Left midfacial and periorbital edema with malar depression and left enophthalmos.
Computed tomography (CT) demonstrates depressed left zygomaticomaxillary (ZM) complex fracture with comminution at the ZM buttress.
By definition, the left orbital floor is fractured in a displaced ZM complex fracture.
Mechanism of injury: Helpful in determining angle of force and severity of injury.
Previous facial injuries or fractures.
Change in vision, loss of vision, or double vision.
Must rule out orbital injuries before considering operative intervention.
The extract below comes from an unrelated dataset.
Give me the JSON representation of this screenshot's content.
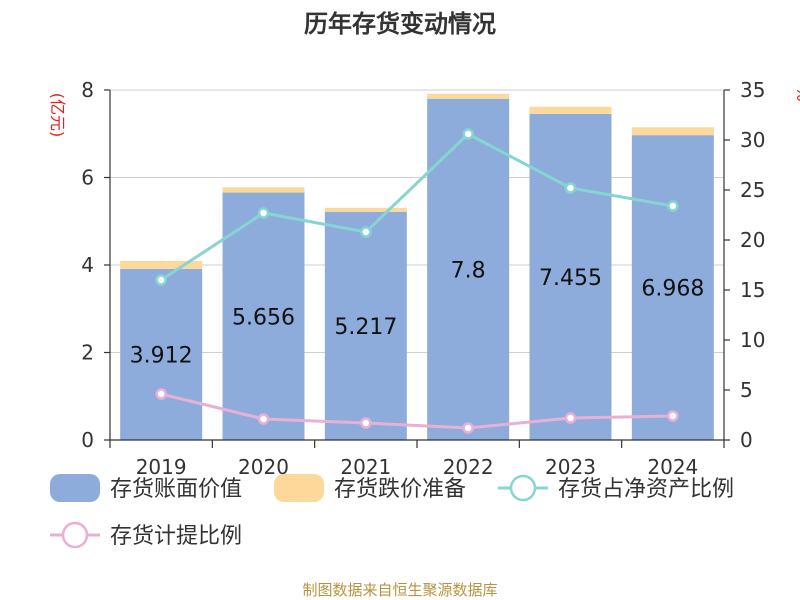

Numbness of the cheek or upper lip signifying infraorbital nerve V2 injury.
Change in occlusion.
ATLS protocol: Identify any potentially life-threatening conditions.
Perform a detailed examination of the face, including inspection for swelling and depression; palpation for tenderness, crepitus, or step-off; sensory and motor examinations; eye, nasal, and intraoral examinations; and examination of ears and tympanic membrane.
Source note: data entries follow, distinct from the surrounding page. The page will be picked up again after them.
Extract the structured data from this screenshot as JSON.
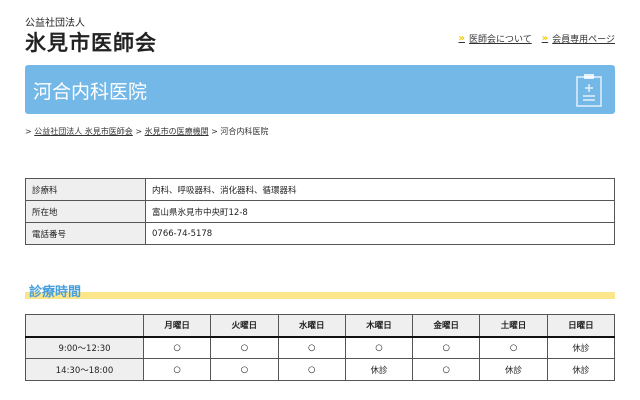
{
  "header": {
    "org_type": "公益社団法人",
    "org_name": "氷見市医師会",
    "nav": [
      {
        "label": "医師会について",
        "icon": "double-chevron-right-icon"
      },
      {
        "label": "会員専用ページ",
        "icon": "double-chevron-right-icon"
      }
    ]
  },
  "banner": {
    "title": "河合内科医院",
    "icon": "clipboard-medical-icon",
    "color": "#74b8e8"
  },
  "breadcrumb": [
    {
      "label": "公益社団法人 氷見市医師会"
    },
    {
      "label": "氷見市の医療機関"
    },
    {
      "label": "河合内科医院"
    }
  ],
  "info": [
    {
      "label": "診療科",
      "value": "内科、呼吸器科、消化器科、循環器科"
    },
    {
      "label": "所在地",
      "value": "富山県氷見市中央町12-8"
    },
    {
      "label": "電話番号",
      "value": "0766-74-5178"
    }
  ],
  "hours": {
    "heading": "診療時間",
    "days": [
      "月曜日",
      "火曜日",
      "水曜日",
      "木曜日",
      "金曜日",
      "土曜日",
      "日曜日"
    ],
    "rows": [
      {
        "time": "9:00～12:30",
        "cells": [
          "○",
          "○",
          "○",
          "○",
          "○",
          "○",
          "休診"
        ]
      },
      {
        "time": "14:30～18:00",
        "cells": [
          "○",
          "○",
          "○",
          "休診",
          "○",
          "休診",
          "休診"
        ]
      }
    ]
  }
}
Signs of ZM complex fractures are malar depression (masked by soft-tissue swelling early on), subconjunctival and periorbital ecchymoses, enophthalmos and/or hypoglobus (usually masked by orbital swelling resulting in ptosis), inferior slant of the palpebral fissure, numbness in the infraorbital nerve distribution, and upper buccal sulcus ecchymoses.
Pertinent imaging or diagnostic studies
High-resolution maxillofacial CT scan
Evaluate the five articulations of the zygoma for degree of displacement and comminution: (1) lateral orbital rim (zygomaticofrontal [ZF]); (2) inferior orbital rim; (3) ZM buttress; (4) zygomatic arch and temporal articulation; and (5) lateral orbital wall (zygomaticosphenoid [ZS]).
Evaluate orbital floor defect. Coronal images are critical to this evaluation.